Ore frenetiche nella maggioranza di governo mentre gli sherpa dei principali partiti della coalizione si affannano a trovare una soluzione condivisa sul tema delle preferenze elettorali. Lo scopo è sottoporre un unico emendamento all'Aula prima della scadenza fissata per lunedì a mezzogiorno. Il tavolo negoziale sta vagliando diverse ipotesi: dalla concessione di preferenze limitata al solo candidato capolista, fino a soluzioni che prevedono una piccola quota di voti marcati e il resto libero. Intanto, dentro Lega e Forza Italia proseguono le discussioni interne per allineare le rispettive posizioni.

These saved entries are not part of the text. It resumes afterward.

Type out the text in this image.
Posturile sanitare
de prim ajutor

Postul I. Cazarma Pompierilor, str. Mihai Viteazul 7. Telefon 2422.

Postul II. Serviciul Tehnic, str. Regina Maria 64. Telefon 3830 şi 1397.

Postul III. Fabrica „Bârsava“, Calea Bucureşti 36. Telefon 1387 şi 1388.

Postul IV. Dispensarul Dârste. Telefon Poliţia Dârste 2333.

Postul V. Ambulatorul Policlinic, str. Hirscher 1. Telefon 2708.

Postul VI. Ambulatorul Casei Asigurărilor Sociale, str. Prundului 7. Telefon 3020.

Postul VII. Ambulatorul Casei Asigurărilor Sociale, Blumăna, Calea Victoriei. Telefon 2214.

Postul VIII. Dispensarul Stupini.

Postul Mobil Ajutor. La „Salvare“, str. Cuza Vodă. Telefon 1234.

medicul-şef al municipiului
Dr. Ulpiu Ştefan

Le fratture all'interno della coalizione rimangono evidenti. Fratelli d'Italia e la componente di Nicola Morra spingono per allargare l'uso delle preferenze, considerandolo un ritorno della sovranità decisionale ai cittadini. Al contrario, Lega e Forza Italia mostrano una maggiore contrarietà al meccanismo. Nonostante queste divergenze, dal campo della maggioranza trapela fiducia. Antonio Tajani, vicepremier e guida di Forza Italia, ha dichiarato: "Siamo pronti al dialogo. L'importante è preservare la struttura complessiva della proposta, orientata alla stabilità". Igor Iezzi della Lega ha aggiunto che la questione delle preferenze "non è fondamentale" e che il weekend offre tempo sufficiente per trovare l'accordo. Roberto Vannacci, invece, continua a premere per una soluzione che consenta ai cittadini di scegliere direttamente.
L'esito di questa trattativa avrà effetti significativi sulla composizione del futuro Parlamento e condizionerà anche la strategia dell'opposizione. Il centrosinistra osserva gli sviluppi dalla finestra, pronto a reagire a seconda del risultato. Nel campo largo non vi è totale unanimità: alcuni ritengono che l'astensionismo sia controproducente, mentre altri sospettano che la maggioranza stia negoziando non solo sulle preferenze, ma anche su questioni apparentemente lontane dalla materia elettorale, come l'autonomia regionale tanto cara al Carroccio.
In Fratelli d'Italia convivono due spinte contrastanti: da un lato la volontà di mantenere gli impegni assunti in campagna elettorale proponendo, se necessario, un emendamento in solitaria; dall'altro, la necessità di preservare la coesione della coalizione di governo e ridurre i rischi di conflitti in Aula. Una mossa cruciale arriverà probabilmente lunedì mattina, quando il nodo potrebbe finalmente sciogliersi a poche ore dalla scadenza per la presentazione degli emendamenti. Le opposizioni, intanto, stanno già valutando l'eventualità di richiedere il voto segreto, una procedura che può essere innescata da venti deputati o da presidenti di gruppi con una forza numerica equivalente.